JJ, my sister has 2 kids with CP, we bitch and moan about our kids various needs, about my dd1 eczema and asthma appointments, about her kids MRI's, botox etc etc. and we also discuss normal worries about our kids, about what they have achieved, what they've done wrong, pretty much everything.

ThomCat · 14/08/2003 23:10

Hello - just popping in to say that as a mother of a SN child, but new to the game really, that I wouldn't want to have to explain myself / Lottie to every Tom, Dick or Harry that gave us a sign o say 'we know your DD is different but don't know what it is'. Sometimes I feel I have to educate people and sometimes I just want people to be understanding and accomodating so we can get on and enjoy our day/holiday etc etc. Just agreeing with Davros really!
Haven't read the whole thread as very uncomfrtable at home in spare room.
Just had a flick through now and also want to just add that all my friends with NT kids have been great and very supportive and to date haven't had any upsetting comments from them. They all make a fuss of DD but only, I think, becaue she is the sort of child you are drawn to not beause they are singling her out. My friends kids even make an extra special fuss over her and they of course don't know that she is SN, so like Edisvold, I feel very lucky in that way and luckily, to date, haven't felt a divide. Just come across a few people that don't know me and have proved themselves to be ignorant with their comments. I think the worst thing that was ever said to me was on here actualy when someone said that kids with SN were a burden to society!!!!
Anyone sorry if I've gone off on a tagent or anything just picked up on a couple of comments and wanted to add my bit as I'm not up for watching TV tonight!

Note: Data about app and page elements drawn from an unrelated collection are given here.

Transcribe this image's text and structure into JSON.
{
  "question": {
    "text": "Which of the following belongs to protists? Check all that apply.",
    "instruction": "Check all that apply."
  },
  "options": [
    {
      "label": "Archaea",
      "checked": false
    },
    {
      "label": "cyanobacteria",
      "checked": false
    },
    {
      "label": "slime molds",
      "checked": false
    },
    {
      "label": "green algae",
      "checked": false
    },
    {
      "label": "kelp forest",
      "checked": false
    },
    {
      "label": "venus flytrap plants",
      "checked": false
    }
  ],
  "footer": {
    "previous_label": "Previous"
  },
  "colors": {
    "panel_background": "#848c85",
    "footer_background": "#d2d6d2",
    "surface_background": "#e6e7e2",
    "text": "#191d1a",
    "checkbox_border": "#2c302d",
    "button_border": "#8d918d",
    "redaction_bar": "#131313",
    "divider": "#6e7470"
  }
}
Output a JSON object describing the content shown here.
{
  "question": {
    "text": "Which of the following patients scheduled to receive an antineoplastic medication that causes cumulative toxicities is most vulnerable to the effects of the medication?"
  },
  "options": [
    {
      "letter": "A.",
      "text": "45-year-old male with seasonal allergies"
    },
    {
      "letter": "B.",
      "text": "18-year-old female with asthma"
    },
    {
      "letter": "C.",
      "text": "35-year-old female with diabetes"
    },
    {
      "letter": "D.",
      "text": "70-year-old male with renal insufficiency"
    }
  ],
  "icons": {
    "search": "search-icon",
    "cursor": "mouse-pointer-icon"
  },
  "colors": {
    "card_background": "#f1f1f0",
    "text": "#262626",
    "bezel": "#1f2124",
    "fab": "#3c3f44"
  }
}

Angeliz · 14/08/2003 23:13

SN i know but NT.....c'mon help me out , i need to get used to the lingo!

JJ · 14/08/2003 23:14

Must not be so slow......

Anyway, what's so hard with a few words? People are supposed to recognize and understand at once? At all? How hard is it to have a word?

Wait! I can answer that. It sucks. It doesn't mean you shouldn't do it. For me, it's my son's life. For you, it's just what, your pride? Your son doesn't get to play with the kids he'd like to. I understand that. It does suck for the kids also. The adults never believe me and my son suffers. Maybe it's the same for you?